What are your “5 Things I Wish Someone Told Me Before I Started” and why? (Please share a story or example for each.)

  • The first months are critical to gaining the trust of your team- make sure you’re authentic and honest and don’t over-promise.
  • Don’t put too much pressure on yourself- some parts of the work, and some relationships, might take longer than others to build, but be patient.
  • Create access for anyone to provide feedback to you anonymously so you ensure your eyes and ears are always open
  • Build a strong professional tribe- for you to lean on, and to learn from- and for them to do the same with you
  • When you work in an office above a plant, you need a blanket for your office in the winter and a fan for the summer!

You are a person of great influence. If you could inspire a movement that would bring the most amount of good for the greatest number of people, what would that be? You never know what your idea can trigger.

Sitting here today, my simple ask to all is to vote. Get registered and make your voice heard.

Can you please give us your favorite “Life Lesson Quote”? Can you share how that was relevant to you in your life?

I always loved the idea of “Be comfortable being uncomfortable.” It’s ok to feel outside your comfort zone, to question yourself, to feel stretched and challenged. It’s how we can continuously grow and learn. Embrace that feeling!

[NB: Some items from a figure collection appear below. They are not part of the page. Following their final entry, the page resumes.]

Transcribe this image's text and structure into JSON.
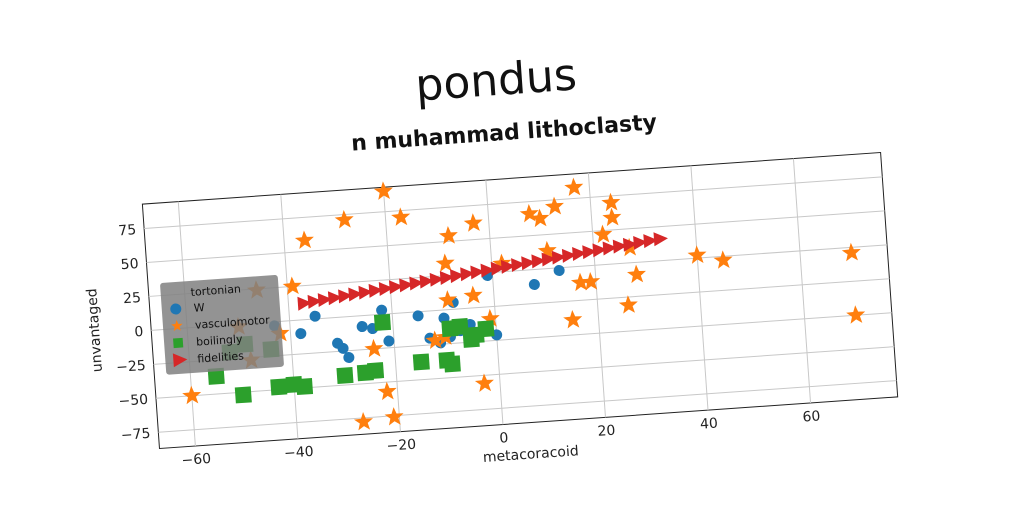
{
  "chart_data": {
    "type": "scatter",
    "title": "pondus",
    "subtitle": "n muhammad lithoclasty",
    "xlabel": "metacoracoid",
    "ylabel": "unvantaged",
    "xlim": [
      -67,
      77
    ],
    "ylim": [
      -87,
      93
    ],
    "xticks": [
      -60,
      -40,
      -20,
      0,
      20,
      40,
      60
    ],
    "yticks": [
      -75,
      -50,
      -25,
      0,
      25,
      50,
      75
    ],
    "grid": true,
    "legend": {
      "placement": "center-left",
      "title": "tortonian",
      "entries": [
        "W",
        "vasculomotor",
        "boilingly",
        "fidelities"
      ]
    },
    "series": [
      {
        "name": "W",
        "marker": "circle",
        "color": "#1f77b4",
        "points": [
          [
            -43,
            -3
          ],
          [
            -35,
            2
          ],
          [
            -31,
            -19
          ],
          [
            -30,
            -23
          ],
          [
            -29,
            -30
          ],
          [
            -24,
            -10
          ],
          [
            -22,
            3
          ],
          [
            -21,
            -20
          ],
          [
            -15,
            -3
          ],
          [
            -13,
            -20
          ],
          [
            -11,
            -24
          ],
          [
            -10,
            -6
          ],
          [
            -9,
            -20
          ],
          [
            -8,
            5
          ],
          [
            -7,
            -16
          ],
          [
            -5,
            -12
          ],
          [
            -3,
            -18
          ],
          [
            -2,
            -15
          ],
          [
            -1,
            23
          ],
          [
            0,
            -21
          ],
          [
            8,
            14
          ],
          [
            13,
            23
          ],
          [
            -38,
            -10
          ],
          [
            -26,
            -8
          ]
        ]
      },
      {
        "name": "vasculomotor",
        "marker": "star",
        "color": "#ff7f0e",
        "points": [
          [
            -60,
            -50
          ],
          [
            -50,
            -2
          ],
          [
            -48,
            -27
          ],
          [
            -42,
            -9
          ],
          [
            -39,
            25
          ],
          [
            -36,
            58
          ],
          [
            -28,
            71
          ],
          [
            -24,
            -25
          ],
          [
            -22,
            -57
          ],
          [
            -21,
            -76
          ],
          [
            -27,
            -78
          ],
          [
            -20,
            90
          ],
          [
            -17,
            70
          ],
          [
            -9,
            34
          ],
          [
            -12,
            -22
          ],
          [
            -10,
            -20
          ],
          [
            -8,
            54
          ],
          [
            -3,
            62
          ],
          [
            -3,
            -56
          ],
          [
            -1,
            -9
          ],
          [
            -4,
            9
          ],
          [
            -9,
            7
          ],
          [
            2,
            31
          ],
          [
            8,
            66
          ],
          [
            10,
            62
          ],
          [
            11,
            38
          ],
          [
            13,
            70
          ],
          [
            15,
            -14
          ],
          [
            17,
            13
          ],
          [
            17,
            83
          ],
          [
            19,
            13
          ],
          [
            22,
            47
          ],
          [
            24,
            59
          ],
          [
            24,
            70
          ],
          [
            26,
            -6
          ],
          [
            27,
            36
          ],
          [
            28,
            16
          ],
          [
            40,
            27
          ],
          [
            45,
            22
          ],
          [
            70,
            21
          ],
          [
            70,
            -25
          ],
          [
            -46,
            24
          ]
        ]
      },
      {
        "name": "boilingly",
        "marker": "square",
        "color": "#2ca02c",
        "points": [
          [
            -55,
            -37
          ],
          [
            -52,
            -20
          ],
          [
            -50,
            -52
          ],
          [
            -44,
            -20
          ],
          [
            -43,
            -48
          ],
          [
            -40,
            -47
          ],
          [
            -38,
            -49
          ],
          [
            -30,
            -43
          ],
          [
            -26,
            -42
          ],
          [
            -24,
            -41
          ],
          [
            -22,
            -6
          ],
          [
            -15,
            -37
          ],
          [
            -10,
            -37
          ],
          [
            -9,
            -40
          ],
          [
            -9,
            -14
          ],
          [
            -7,
            -13
          ],
          [
            -5,
            -23
          ],
          [
            -4,
            -20
          ],
          [
            -2,
            -16
          ],
          [
            -49,
            -15
          ]
        ]
      },
      {
        "name": "fidelities",
        "marker": "triangle-right",
        "color": "#d62728",
        "x_range": [
          -37,
          33
        ],
        "y_range": [
          12,
          41
        ],
        "count": 36
      }
    ]
  }
}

We are very blessed that some very prominent names in Business, VC funding, Sports, and Entertainment read this column. Is there a person in the world, or in the US with whom you would love to have a private breakfast or lunch with, and why? He or she might just see this if we tag them

I would love to have lunch with Jacinda Arden, the Prime Minister of New Zealand. She has managed her role as Prime Minister with such grace and determination in the face of multiple national and international crises, all while having a baby (the first world leader in over 30 years to have a baby while in office.) I love what she said about compassion and strength: “One of the criticisms I’ve faced over the years is that I’m not aggressive enough or assertive enough or maybe somehow, because I’m empathetic, it means I’m weak. I totally rebel against that. I refuse to believe that you cannot be both compassionate and strong.” Plus, I love her country and treasure the memories of my holiday there. Jacinda, once I can get on a plane and come to NZ post-COVID, name the date and I’m there!